YEREL Basın – Medya – Gazete – Gazeteciler ve İmtiyaz sahipleri; Naylon bir sektör, doğal olarak, NAYLON çalışanlar tarafından temsil edileceğini, öncelikle anlamak ve idrak etmek, sonra da VAR OLABİLMEK adına; piyasa şartları ve OYUNU KURGULAYAN iradenin talep ve önerileri çerçevesinde, OYUNU KURALLARINA göre oynamak için önlem ve tedbir almak zorundadır.

  • Aksi halde VAR olamaz!
  • Aksi halde varlığı sürdürülebilir olamaz!
  • Aksi halde sadece üç beş kişinin semirdiği bir sektör olmaya ve fiili çalışanların ise günlük masraflarını ancak karşılayabildiği durumdan asla çıkamaz!
  • Aksi halde beş veya on yılda yeniden kapanma veya birleşme hikayelerine şahit olmaya devam ederiz.

Yerel basın veya medya sektöründe; Kendilerinden başkasının varlığından rahatsız olan ve kendilerinden başkasını gazeteci olarak kabul etmeyen, kendileri var ise sektörün ancak var olabileceği sanrılı; psikolojik ve sosyal olarak sorunlu ve sıkıntılı tipler maharetiyle, sektör bu durumlara kadar gelebilecektir.

Yerel basın veya medya sektöründe; Kime gazeteci denir veya kime gazeteci denmez, kimden gazeteci olur veya kimden gazeteci olmaz, şeklinde sohbet ve tartışmalarda; birilerinin elinde bir ölçü aleti, kime dokundursalar, gazeteci olup – olmadığı noktasından bir işaret vermektedir. Tam tekmil Marksist ve Komünist bir mantık bunları gerektirmektedir!
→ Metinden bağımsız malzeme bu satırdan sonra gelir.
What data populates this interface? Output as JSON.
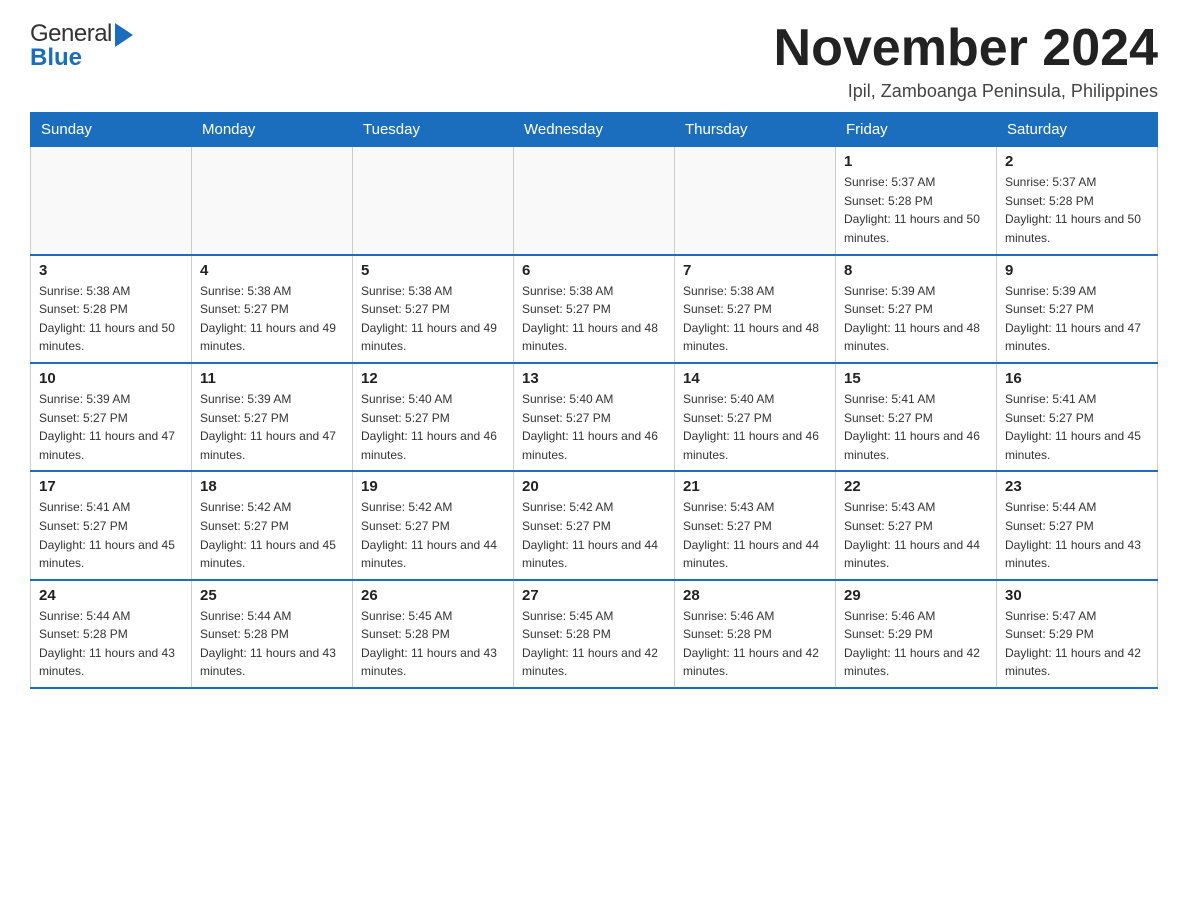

Peki, böyle bir zihniyetten sektör adına başkaca ne bekliyorsunuz?

Yerel basın veya medya sektöründe; Gazetecilik mesleğine, geçiyordum şeklinde hasbelkader giren ve meslek nam altında; ŞANTAJ, TEHDİT ve her türlü PİSLİĞİ yapanlar, kamu mesleği olan gazeteciliği, dürüst bir şekilde icra eden, onurlu kişilere, çamur atmak veya sektörde yok saymak için her yolu deneyenler maharetiyle, sektör ancak bu duruma gelecektir.

Yerel basın veya medya sektöründe; Cibilliyeti bozuk sanrılı tipler, gazetecilik mesleğini, yasal çerçevede ve onuru ile yapan bireylerden, hem rahatsız olmakta ve hem de kendileri de alan daralması yaşadıkları için cibilliyetlerinin gereği olarak, insanlık dışı her yolu denedikleri için sektör adına neler bekliyorsunuz?
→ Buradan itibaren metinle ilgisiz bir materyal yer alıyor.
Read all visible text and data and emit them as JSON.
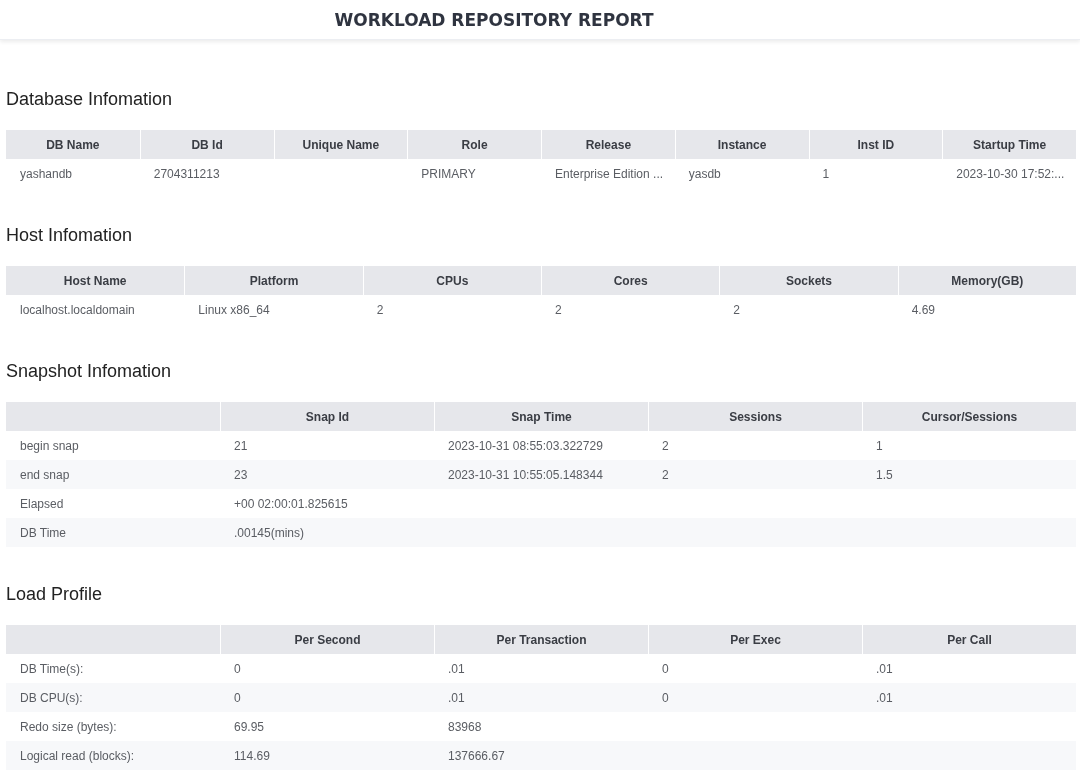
{
  "header": {
    "title": "WORKLOAD REPOSITORY REPORT"
  },
  "sections": [
    {
      "title": "Database Infomation",
      "table": {
        "kind": "plain",
        "columns": [
          "DB Name",
          "DB Id",
          "Unique Name",
          "Role",
          "Release",
          "Instance",
          "Inst ID",
          "Startup Time"
        ],
        "rows": [
          {
            "cells": [
              "yashandb",
              "2704311213",
              null,
              "PRIMARY",
              "Enterprise Edition ...",
              "yasdb",
              "1",
              "2023-10-30 17:52:..."
            ]
          }
        ]
      }
    },
    {
      "title": "Host Infomation",
      "table": {
        "kind": "plain",
        "columns": [
          "Host Name",
          "Platform",
          "CPUs",
          "Cores",
          "Sockets",
          "Memory(GB)"
        ],
        "rows": [
          {
            "cells": [
              "localhost.localdomain",
              "Linux x86_64",
              "2",
              "2",
              "2",
              "4.69"
            ]
          }
        ]
      }
    },
    {
      "title": "Snapshot Infomation",
      "table": {
        "kind": "labeled",
        "columns": [
          "Snap Id",
          "Snap Time",
          "Sessions",
          "Cursor/Sessions"
        ],
        "rows": [
          {
            "label": "begin snap",
            "cells": [
              "21",
              "2023-10-31 08:55:03.322729",
              "2",
              "1"
            ]
          },
          {
            "label": "end snap",
            "cells": [
              "23",
              "2023-10-31 10:55:05.148344",
              "2",
              "1.5"
            ]
          },
          {
            "label": "Elapsed",
            "cells": [
              "+00 02:00:01.825615"
            ]
          },
          {
            "label": "DB Time",
            "cells": [
              ".00145(mins)"
            ]
          }
        ]
      }
    },
    {
      "title": "Load Profile",
      "table": {
        "kind": "labeled",
        "columns": [
          "Per Second",
          "Per Transaction",
          "Per Exec",
          "Per Call"
        ],
        "rows": [
          {
            "label": "DB Time(s):",
            "cells": [
              "0",
              ".01",
              "0",
              ".01"
            ]
          },
          {
            "label": "DB CPU(s):",
            "cells": [
              "0",
              ".01",
              "0",
              ".01"
            ]
          },
          {
            "label": "Redo size (bytes):",
            "cells": [
              "69.95",
              "83968"
            ]
          },
          {
            "label": "Logical read (blocks):",
            "cells": [
              "114.69",
              "137666.67"
            ]
          }
        ]
      }
    }
  ]
}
Yerel basın veya medya sektöründe; Gazetecilik gibi kutsal bir kamu mesleğini; yasal ve etik ilkeler çerçevesinde yapan ve kimseden talimat almayan, mektepli ve alaylı ayrımı yapmadan, ruhunu ve kalemini satmayan, yan yollara sapmayan, hak ve hakikat aşığı, bir yerlere de uşaklık yapmayan ve sadece gazetecilik maaşı ile geçinen, sektörde ki tüm kahramanları her daim takdirle karşılar ve tebrik ederiz.
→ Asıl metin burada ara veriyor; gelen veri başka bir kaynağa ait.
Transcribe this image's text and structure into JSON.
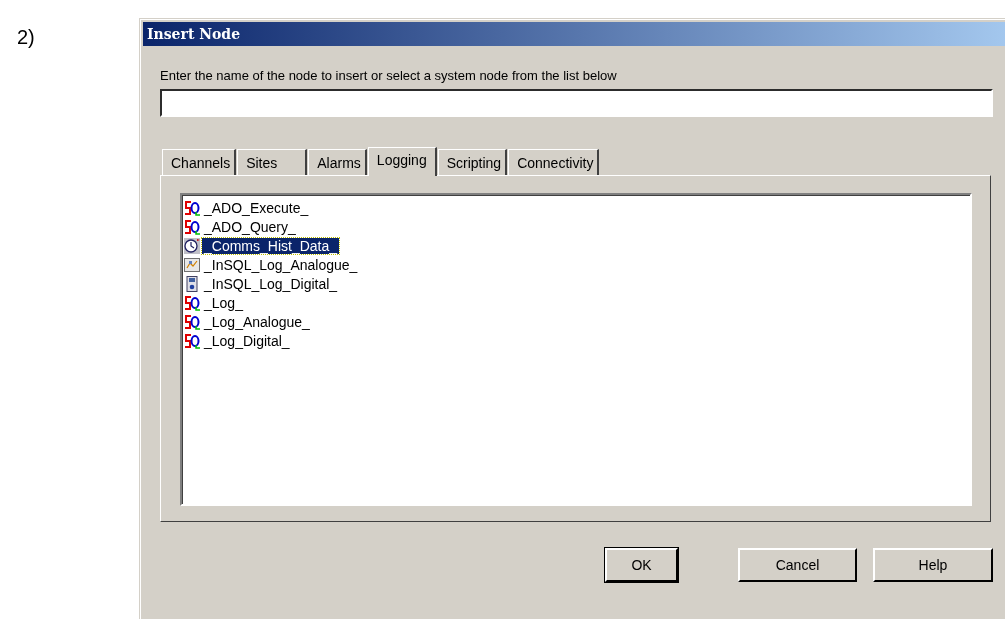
{
  "step_label": "2)",
  "window": {
    "title": "Insert Node"
  },
  "prompt": "Enter the name of the node to insert or select a system node from the list below",
  "tabs": [
    {
      "label": "Channels",
      "selected": false
    },
    {
      "label": "Sites",
      "selected": false
    },
    {
      "label": "Alarms",
      "selected": false
    },
    {
      "label": "Logging",
      "selected": true
    },
    {
      "label": "Scripting",
      "selected": false
    },
    {
      "label": "Connectivity",
      "selected": false
    }
  ],
  "nodes": [
    {
      "label": "_ADO_Execute_",
      "kind": "sql",
      "selected": false
    },
    {
      "label": "_ADO_Query_",
      "kind": "sql",
      "selected": false
    },
    {
      "label": "_Comms_Hist_Data_",
      "kind": "clock",
      "selected": true
    },
    {
      "label": "_InSQL_Log_Analogue_",
      "kind": "analogue",
      "selected": false
    },
    {
      "label": "_InSQL_Log_Digital_",
      "kind": "digital",
      "selected": false
    },
    {
      "label": "_Log_",
      "kind": "sql",
      "selected": false
    },
    {
      "label": "_Log_Analogue_",
      "kind": "sql",
      "selected": false
    },
    {
      "label": "_Log_Digital_",
      "kind": "sql",
      "selected": false
    }
  ],
  "buttons": [
    {
      "label": "OK",
      "default": true
    },
    {
      "label": "Cancel",
      "default": false
    },
    {
      "label": "Help",
      "default": false
    }
  ]
}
Peki, geçiyordum veya hasbelkader gazeteci olduğunu ve sektöre kendilerince yön verdiğini zan eden, kerameti kendilerinden menkul sanrılı ve sancılı tiplerden GAZETECİ olur mu?!

Peki, Barmenden, Pavyoncudan, Şantajcıdan, Tehditkar, Taklacı ve Torbacıdan GAZETECİ olur mu?

Ya da ülkesini, yabancı istihbarat örgütlerine gammazlayan, satan ve UŞAKLIK edenlerden GAZETECİ olur mu?

Meslek kimliği altında yasal olmayan tehdit, şantaj ve her türlü pisliği yapan sanrılı tiplerden GAZETECİ olur mu?

Yerel basın veya medya sektörünün mezkur tipler ile gelebileceği son nokta burasıdır! Başka bir yere gidemez ve gidemeyecektir de!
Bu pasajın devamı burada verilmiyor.